Самую первую альтернативную информацию увидел только по Ереванскому телевидению. Я вернулся домой, включил телевизор и стал смотреть и русские каналы, и EuroNews, и CNN. Всех этих передач в Тбилиси не транслировали, эти каналы не вещали. Ведь грузинам не показывали, как их президент жевал свой галстук.
— А твои родные тоже выскакивали после каждого выпуска новостей?

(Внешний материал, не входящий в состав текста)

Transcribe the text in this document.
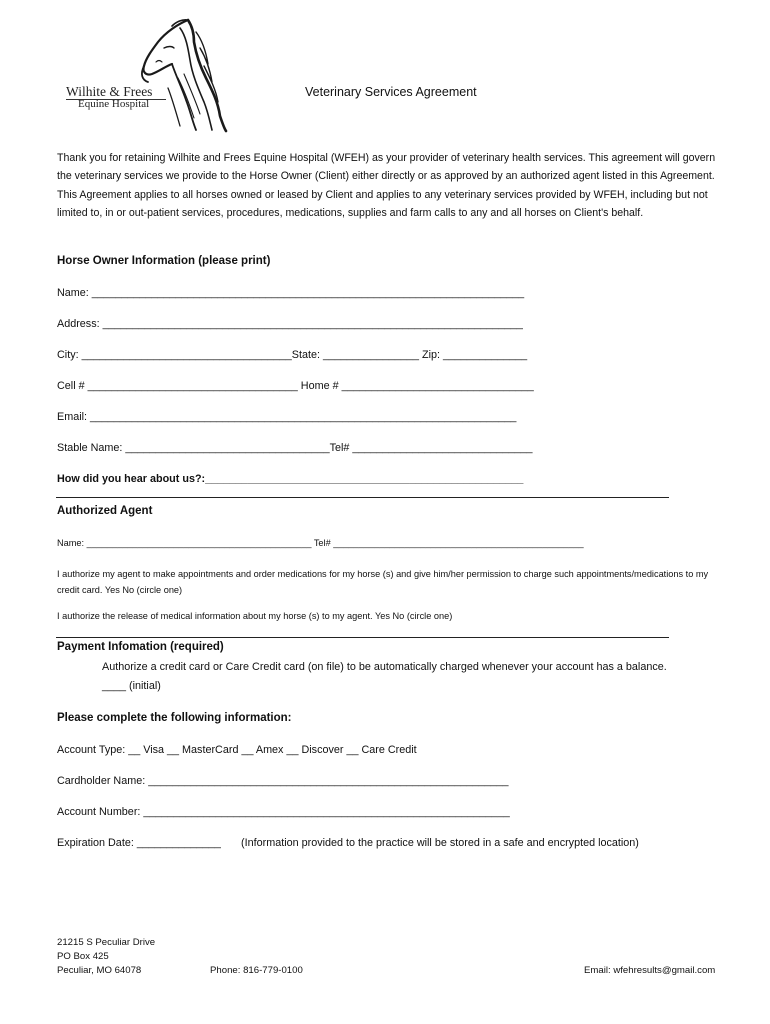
Wilhite & Frees
Equine Hospital
Veterinary Services Agreement
Thank you for retaining Wilhite and Frees Equine Hospital (WFEH) as your provider of veterinary health services. This agreement will govern the veterinary services we provide to the Horse Owner (Client) either directly or as approved by an authorized agent listed in this Agreement. This Agreement applies to all horses owned or leased by Client and applies to any veterinary services provided by WFEH, including but not limited to, in or out-patient services, procedures, medications, supplies and farm calls to any and all horses on Client's behalf.
Horse Owner Information (please print)
Name: ________________________________________________________________________
Address: ______________________________________________________________________
City: ___________________________________State: ________________ Zip: ______________
Cell # ___________________________________ Home # ________________________________
Email: _______________________________________________________________________
Stable Name: __________________________________Tel# ______________________________
How did you hear about us?:_____________________________________________________
Authorized Agent
Name: ____________________________________________ Tel# _________________________________________________
I authorize my agent to make appointments and order medications for my horse (s) and give him/her permission to charge such appointments/medications to my credit card. Yes No (circle one)
I authorize the release of medical information about my horse (s) to my agent. Yes No (circle one)
Payment Infomation (required)
Authorize a credit card or Care Credit card (on file) to be automatically charged whenever your account has a balance.
____ (initial)
Please complete the following information:
Account Type: __ Visa __ MasterCard __ Amex __ Discover __ Care Credit
Cardholder Name: ____________________________________________________________
Account Number: _____________________________________________________________
Expiration Date: ______________ (Information provided to the practice will be stored in a safe and encrypted location)
21215 S Peculiar Drive
PO Box 425
Peculiar, MO 64078	Phone: 816-779-0100	Email: wfehresults@gmail.com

— У меня папа — инвалид первой группы. Он сидел в коляске, и мы рядом с ним. Я был уверен, что жилые кварталы не будут бомбить. Даже если бы было принято решение бомбить Тбилиси.
— Ха, «иногда»! Да постоянно возникает! Я все время вспоминаю ту страну. Хотя бы потому, что присягал на верность Советскому Союзу, когда служил в армии. А служил под Ленинградом. В советские времена много ездил по СССР, добрался даже до Тюмени.
Песня «Мой адрес — Советский Союз» — лейтмотив моей молодости.
Вот я приехал в Томск и не ощущаю враждебности. Хотя Армения и Россия — разные страны. Но мне ни разу не приходилось показывать паспорт. Да я его и не брал, когда выходил на улицу, как не беру дома. Очень редко встречаются города, как Томск — города такого спокойствия. Здесь живут доброжелательные люди. В Томске меня поразила армянская диаспора. Еще на въезде в город увидел армянскую часовню, и сразу сделалось хорошо. Потом узнал, что здесь обучают армянскому языку. И это тоже правильно, значит, армянские дети не потеряют свою многовековую культуру. Я был восхищен ансамблем «Наири»! Выяснилось, что у вас практикуют армянское восточное единоборство. Хотя учитель живет в Армении, а у себя на родине я даже не слышал о нем. Удивило то, что армянским единоборством занимаются не только дети армяне, но и дети других национальностей — немцы, русские, татары...
— Чем больше знакомлюсь с культурами разных народов, национальным искусством, тем сильнее убеждаюсь, что искусство сильнее войны. Ты разделяешь такую точку зрения?
— Я могу так считать. Но это субъективно. К сожалению, не все так считают. Осадок от проявления жестокости остается. В Армении, думаю, будет долго день 24 апреля отмечаться как День великого плача по жертвам геноцида, когда турки вырезали полтора миллиона армян. Это невозможно забыть! Хотя говорят, придет новое поколение — забудется...
— А история с Нагорным Карабахом. Она забывается? Меняются оценки события?
— Думаю, нет. Остаются прежними. Когда мы играли «Разорванную цепь» в Степанакерте, то мне говорили: «Это для тебя опасно». На самом деле, не было ничего героического. Мы сыграли — люди посмотрели, подошли и сказали: «Спасибо за игру, ты это делал очень хорошо. Но с твоей мыслью мы не согласны. Не бывать дружбе армян и азербайджанцев». Но мы не предлагали — давайте подружитесь. Мы предлагаем диалог. Какой-никакой, а диалог должен быть. Что мы видим сегодня? Президент Турции приезжает в Ереван. Израиль начинает договариваться с Германией... Сама жизнь заставляет: в любой ситуации надо искать компромисс.